Desmond rocked back on his heels as if physically struck by Sylvia’s words.
“No… I didn’t… she wasn’t…”
As Desmond scrambled to formulate a response, the scene dissolved into smoke once more, leaving the two in the blackness again.
Sylvia stayed completely still, her eyes shifting from blue to red as she watched Desmond. The tendrils of smoke were forming again, shaping themselves into trees, low stone walls, wrought-iron fences, and… gravestones.
Desmond attempted to steel himself, setting his jaw as he tried to hide the tremble in his voice. “Ah, of course. Here’s where I’m confronted with my own grave, yes? The big moment.”
Sylvia shook her head, pointing at one of the tomb markers nearby.
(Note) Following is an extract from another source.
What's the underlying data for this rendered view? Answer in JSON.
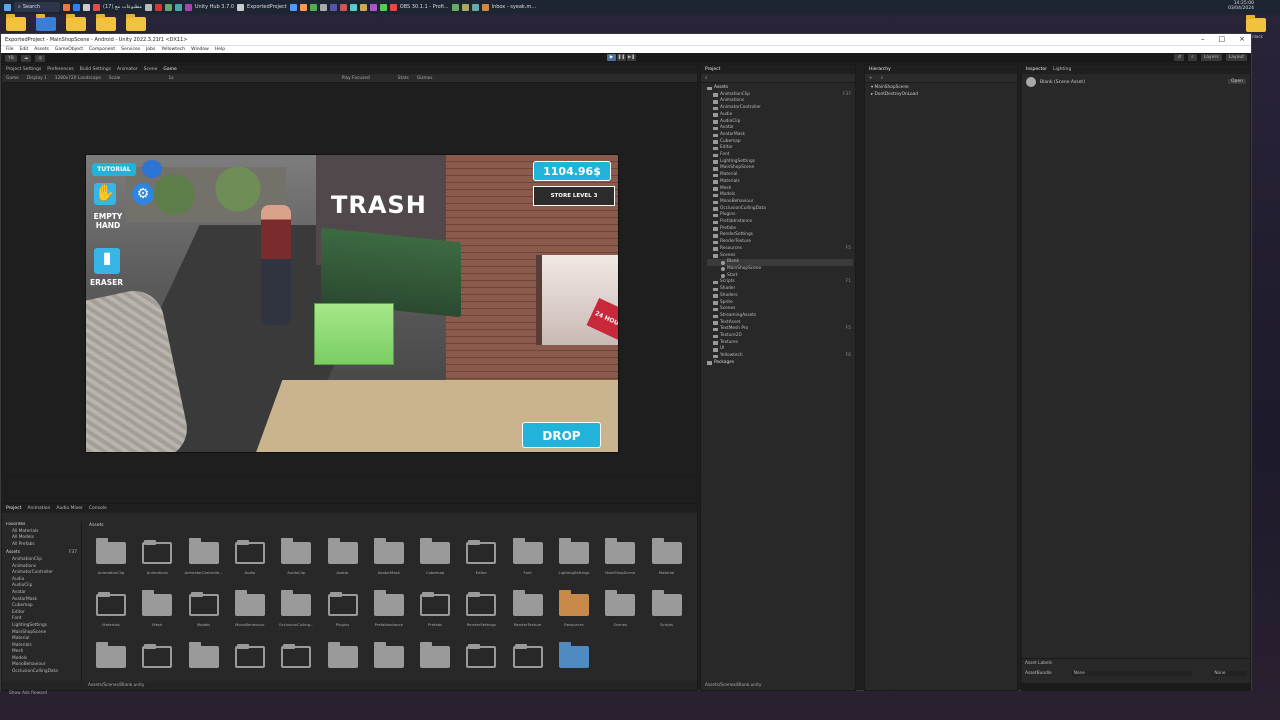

Despite what he’d expected, Desmond still felt a chill run down his spine as he braced himself with confronting his own mortality. Following to where Sylvia had pointed, Desmond stood before a grave that was marked as…
… Cecil Turner.
Confused, Desmond looked back toward Sylvia, only to find the spirit was gone. His brow furrowed, as he looked toward other nearby graves instead, thinking he had perhaps turned his attentions to the wrong place. Scanning the other headstones, he saw other familiar names: Patricia Owens, Melanie Rubicante, Madam Luna… but never his own.
As he explored, he realized where he was — the graveyard was on the site of where the Convocation building had once stood, and his grave was the only one not among them.
“Even in death… even in death, I’ve become alienated? No!”
True fear gripped Desmond as he scrambled through the graves, which seemed to stretch on infinitely as he attempted to escape the hellish scene.
“I only wanted what was best! I was doing my duty as Sentry!” he cried out, stumbling amongst the rows upon rows of Mage’s graves.
“You know what they say ’bout the road to hell…” came the disembodied voice of Tara Norwood.
“Like… it’s paved with good intentions, or something?” added the voice of Present (With an I).
“And this is where your road leads, Desmond Medraut!” concluded the voice of Sylvia DuBois.
Desmond whirled about as he ran, looking for some way out, as well as any glimpse of his tormentors.
He gasped as he came face to face with Lisa Harrison, her solid white eyes locking gazes with his own. “To hell with you!” she bellowed, her arms spread wide, looking as if to fly right into him.
Desmond quickly stepped back, only to find the ground no longer there. As Lisa’s chained, spectral form soared above him, he fell backward into an open, unmarked grave.